Thursday, July 12, 2012
How I taught my kids the value of money
As a single mom with six-year old twins I was always pinching pennies. It was hard to have to say no when the girls asked for the latest Barbie or wanted to go to the movies but sometimes the pennies just didn’t stretch far enough. I quickly realized that the girls had no concept of money the day they instructed me to, “Just write a check” for the desired item. I decided to teach them some math skills along with a basic life skills lesson. I went to the store and purchased several packs of play money. When payday rolled around I gathered the girls at the kitchen table along with the stack of monthly bills. I told them we were going to play a game called PAY DAY.

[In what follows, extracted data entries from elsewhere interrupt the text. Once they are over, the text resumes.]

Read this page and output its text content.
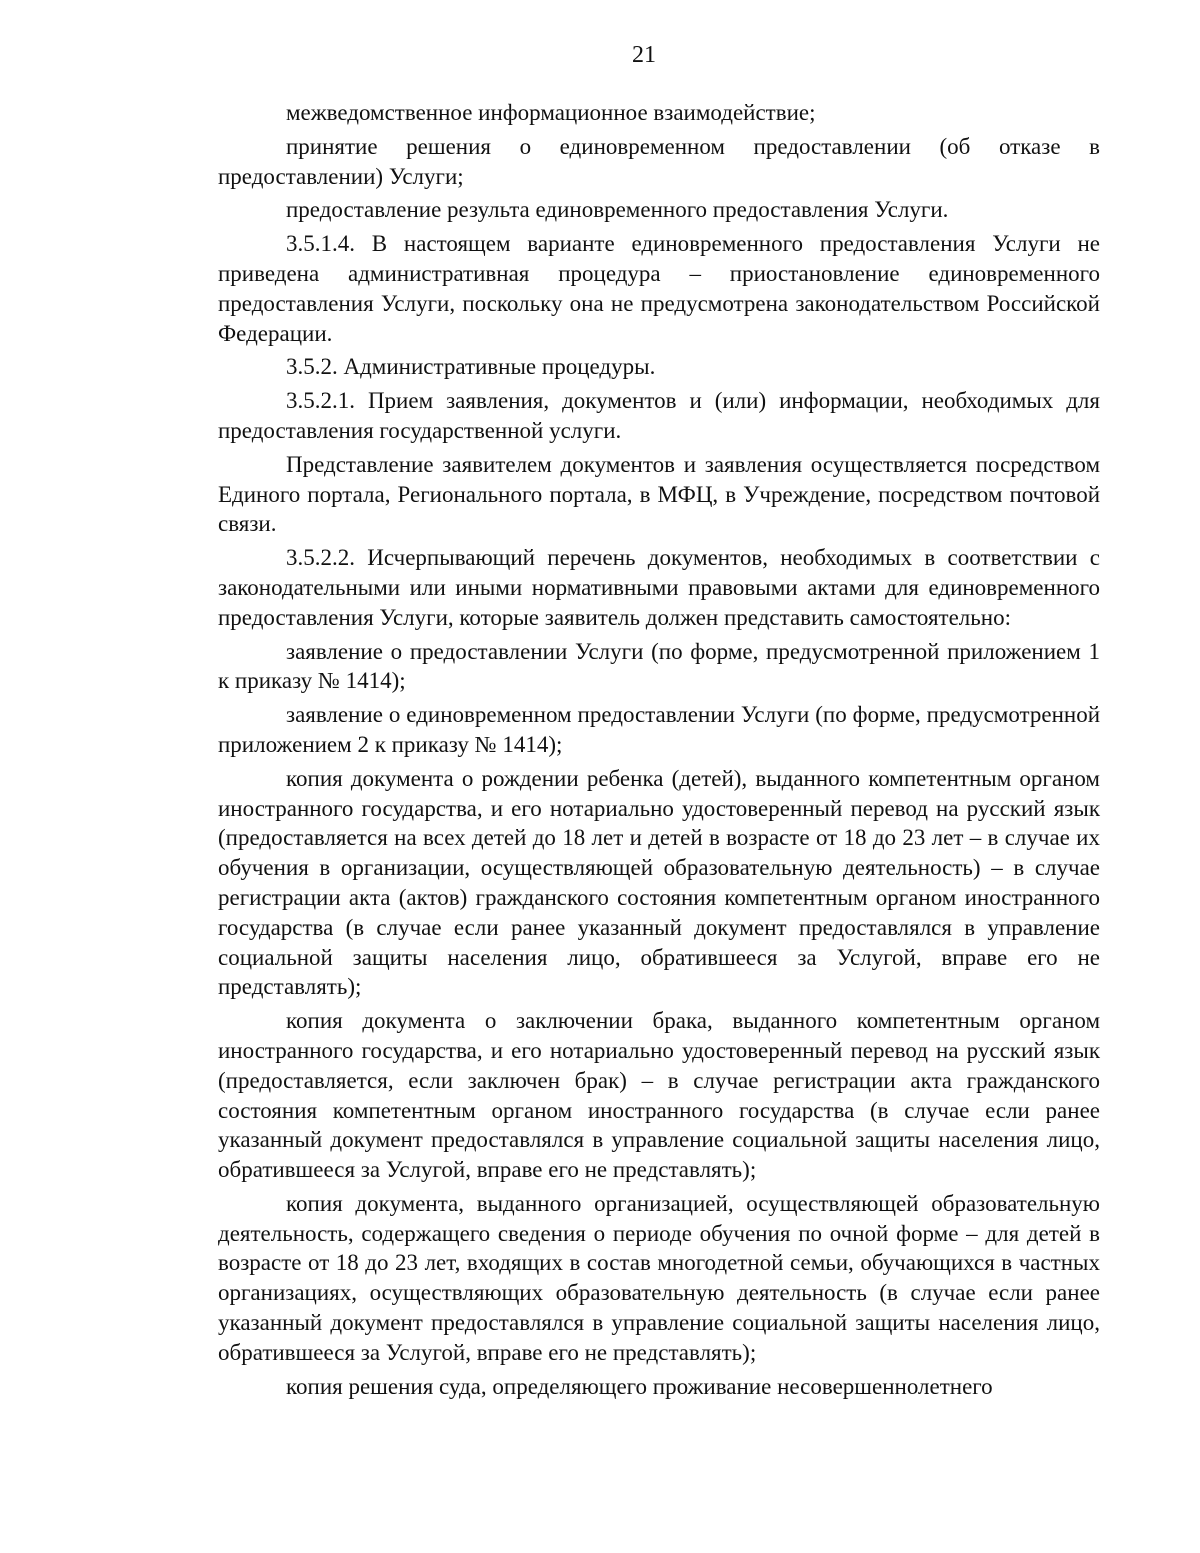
21

межведомственное информационное взаимодействие;

принятие решения о единовременном предоставлении (об отказе в предоставлении) Услуги;

предоставление результа единовременного предоставления Услуги.

3.5.1.4. В настоящем варианте единовременного предоставления Услуги не приведена административная процедура – приостановление единовременного предоставления Услуги, поскольку она не предусмотрена законодательством Российской Федерации.

3.5.2. Административные процедуры.

3.5.2.1. Прием заявления, документов и (или) информации, необходимых для предоставления государственной услуги.

Представление заявителем документов и заявления осуществляется посредством Единого портала, Регионального портала, в МФЦ, в Учреждение, посредством почтовой связи.

3.5.2.2. Исчерпывающий перечень документов, необходимых в соответствии с законодательными или иными нормативными правовыми актами для единовременного предоставления Услуги, которые заявитель должен представить самостоятельно:

заявление о предоставлении Услуги (по форме, предусмотренной приложением 1 к приказу № 1414);

заявление о единовременном предоставлении Услуги (по форме, предусмотренной приложением 2 к приказу № 1414);

копия документа о рождении ребенка (детей), выданного компетентным органом иностранного государства, и его нотариально удостоверенный перевод на русский язык (предоставляется на всех детей до 18 лет и детей в возрасте от 18 до 23 лет – в случае их обучения в организации, осуществляющей образовательную деятельность) – в случае регистрации акта (актов) гражданского состояния компетентным органом иностранного государства (в случае если ранее указанный документ предоставлялся в управление социальной защиты населения лицо, обратившееся за Услугой, вправе его не представлять);

копия документа о заключении брака, выданного компетентным органом иностранного государства, и его нотариально удостоверенный перевод на русский язык (предоставляется, если заключен брак) – в случае регистрации акта гражданского состояния компетентным органом иностранного государства (в случае если ранее указанный документ предоставлялся в управление социальной защиты населения лицо, обратившееся за Услугой, вправе его не представлять);

копия документа, выданного организацией, осуществляющей образовательную деятельность, содержащего сведения о периоде обучения по очной форме – для детей в возрасте от 18 до 23 лет, входящих в состав многодетной семьи, обучающихся в частных организациях, осуществляющих образовательную деятельность (в случае если ранее указанный документ предоставлялся в управление социальной защиты населения лицо, обратившееся за Услугой, вправе его не представлять);

копия решения суда, определяющего проживание несовершеннолетнего
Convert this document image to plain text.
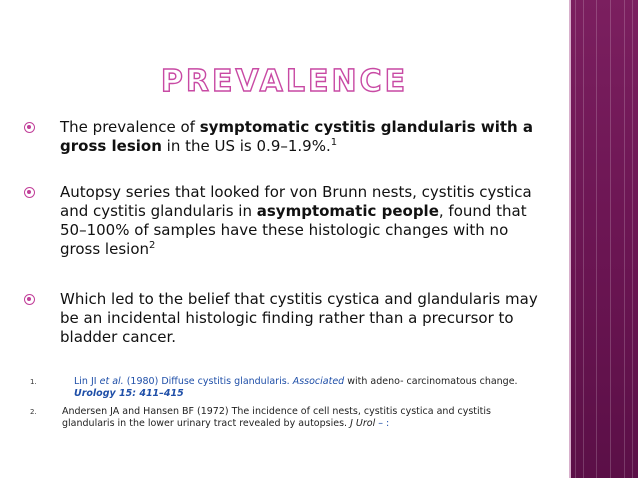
PREVALENCE
The prevalence of symptomatic cystitis glandularis with a gross lesion in the US is 0.9–1.9%.$^1$
Autopsy series that looked for von Brunn nests, cystitis cystica and cystitis glandularis in asymptomatic people, found that 50–100% of samples have these histologic changes with no gross lesion$^2$
Which led to the belief that cystitis cystica and glandularis may be an incidental histologic finding rather than a precursor to bladder cancer.
1.	Lin JI et al. (1980) Diffuse cystitis glandularis. Associated with adeno- carcinomatous change. Urology 15: 411–415
2.	Andersen JA and Hansen BF (1972) The incidence of cell nests, cystitis cystica and cystitis glandularis in the lower urinary tract revealed by autopsies. J Urol – :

I showed them my paycheck and then we proceeded to go to the bank to cash it in. I counted out the exact amount in play money and put it on the table. They were so excited about the wad of money and were already planning how to spend it until I showed them the stack of bills. I explained what each bill was for and said, “Now, if we want to take a bath and have water to drink we have to pay the city bill. After we all agreed that water was a good thing to have I had them count out the money to pay the bill. It was then put in a jar with a picture of a water faucet on it. We did this for every bill we had. Play money went into each jar with the appropriate label. After all the bills were paid I then told them we had to set money aside for things like food and gas for the automobile so we could get to work and to school. Finally, all the money had been dispersed and we all sat at the table looking at the pitiful pile we had left. We put the meager remains in a clear glass jar and left it in the middle of the table.
I explained to the girls that for the remainder of the month we would have to make choices concerning the things we wanted to purchase or do. Every time they would ask to go do something or purchase a toy I would have them go to the jar on the table and count out how much money would be needed. Often they would change their minds when they realized that nothing would be left for the rest of the month. Then I introduced the jar marked (SAVINGS). I told them that if we put a little money in this jar each month eventually we would have enough for something special or an emergency. They caught on immediately. My efforts had paid off.
We continued the PAYDAY game for several years. When they were old enough to babysit and earn money of their own they continued to use the strategies they had acquired. The girls learned a very basic life lesson, you don’t spend more than you earn and it is a lesson that has served them well. They managed to get through college debt free, a feat not accomplished by many of their friends. They are good financial managers. They purchased a car (1977 VW Super Beetle Convertible) for $3,700.00 and shared it for 13 years. When they sold it they made an additional $1000 over the purchase price. They used that money toward their first trip to England.
And to think it all started with a few mason jars and some play money!